Korman in 4 Corners: What has happened to Capitals' Ovechkin?

December 30, 2010

He's still great

Harvey Fialkov

Sun Sentinel

Sure, Sid "The Kid" Crosby's remarkable run at a Wayne Gretzky/Joe DiMaggio-like 51-game scoring streak has made it look like Alexander "The Great" Ovechkin has turned into a fourth-line checker, but let's get real.

Ovechkin has spoiled the world while averaging more than 50 goals in his first five seasons and winning the most outstanding player award two years running.

Sure, the hard-nosed Russian has only 14 goals and 42 points in 39 games while posting a plus-11. He does lead the league in shots missed and amazingly has just two power-play goals.

But Ovechkin is fourth with 126 hits, and the Caps, despite a recent eight-game slide, are 4-0-1 in their last five with Ovechkin notching goals in his last two games.

Bank on Ovechkin finishing with more goals than his coach's between-period expletives.

hfiaklov@tribune.com

He fits the profile

Chris Korman

Baltimore Sun

He was in GQ.

And he didn't just appear briefly amidst the glossy opulence wearing some $479 sweater and a wrist watch worth what most of us make in two months. No, the magazine wrote a story declaring that soon even people who don't know hockey will know Ovie. Meanwhile, back in Russia, he takes two girls out at once and makes out with both, according to the profile.

Time was, GQ also tells us, that Ovechkin needed to play hockey to get away from a culture in his homeland that would have turned him into a bodyguard — or worse.

Ovechkin has made it, and he knows it. He's too good, though, not to find a new reason to go back to working with the passion that helped get him here in the first place.

ckorman@baltsun.com

Good 'D' leads to 'O'

Helene Elliott

Los Angeles Times

You mean other than having his disembodied head stuffed in a kid's school locker in those CCM skate ads that are funny yet also scary?

And becoming one of the chosen few whom the NHL markets to death, with starring roles in the Winter Classic and the HBO series leading up to the New Year's Day game?

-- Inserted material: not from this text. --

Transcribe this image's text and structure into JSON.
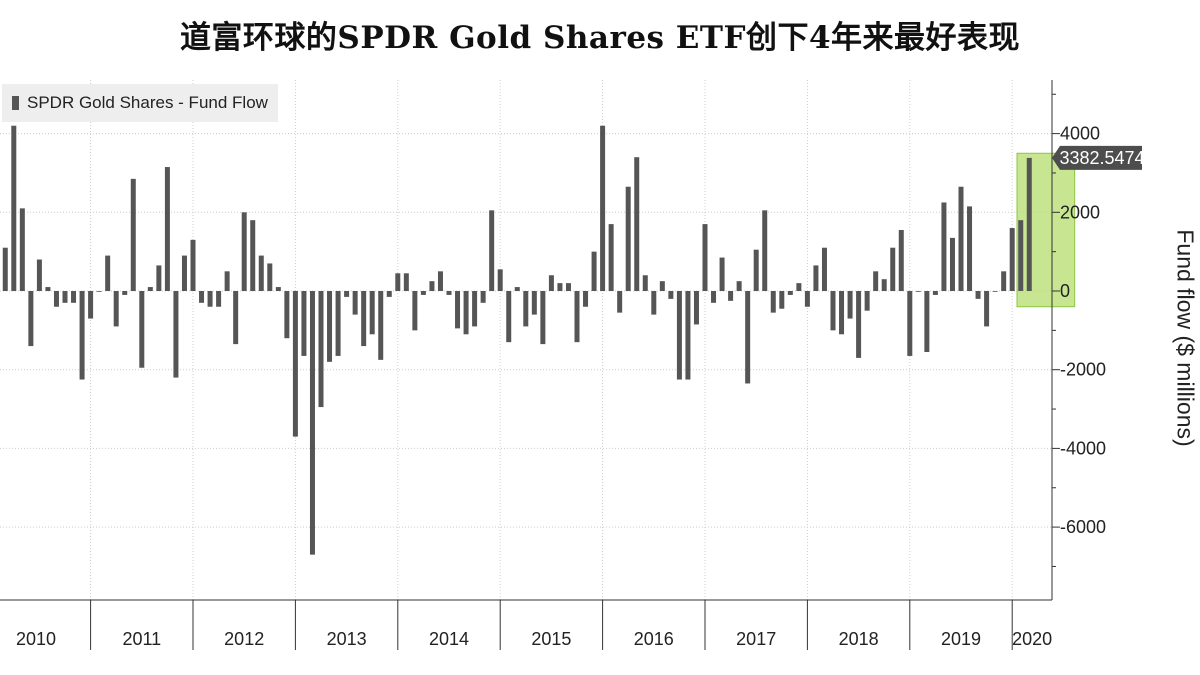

What has happened is the Capitals' superstar is being defended more tightly. And his team has played poorly defensively much of the season.

The Capitals have tightened up defensively and have won four of their last five games. Ovechkin broke his eight-game scoring drought Monday, and if the Capitals continue to play a sound defensive game, he will get more chances.

It's a long season. Or it should be for the Capitals if Ovechkin accepts the notion that good defense will produce good offensive production.

helliott@tribune.com

Drop-off is stunning

Chris Kuc

Chicago Tribune

For a player who is as extraordinary as they come, Alex Ovechkin's numbers are staggeringly ordinary.

Fourteen goals in 39 games? That might fly in the Edmontons and Nashvilles of the NHL world, but in the nation's capital, that doesn't quite cut it.

Ovechkin looks like the same player who never has scored fewer than 46 goals in his five-plus seasons, but there's no cape under that No. 8 sweater this season. Possibly in an effort to round out his game, Ovechkin has looked to pass more. That has helped Alexander Semin score a team-high 18 goals but hasn't given the Capitals that aura of invincibility it had last season, when it piled up 121 points to capture the Presidents' Trophy.

It will take a near-superhuman effort for Ovechkin to reach the 50-goal plateau, but Capitals fans would settle for a better-than-your-average-hockey-player level.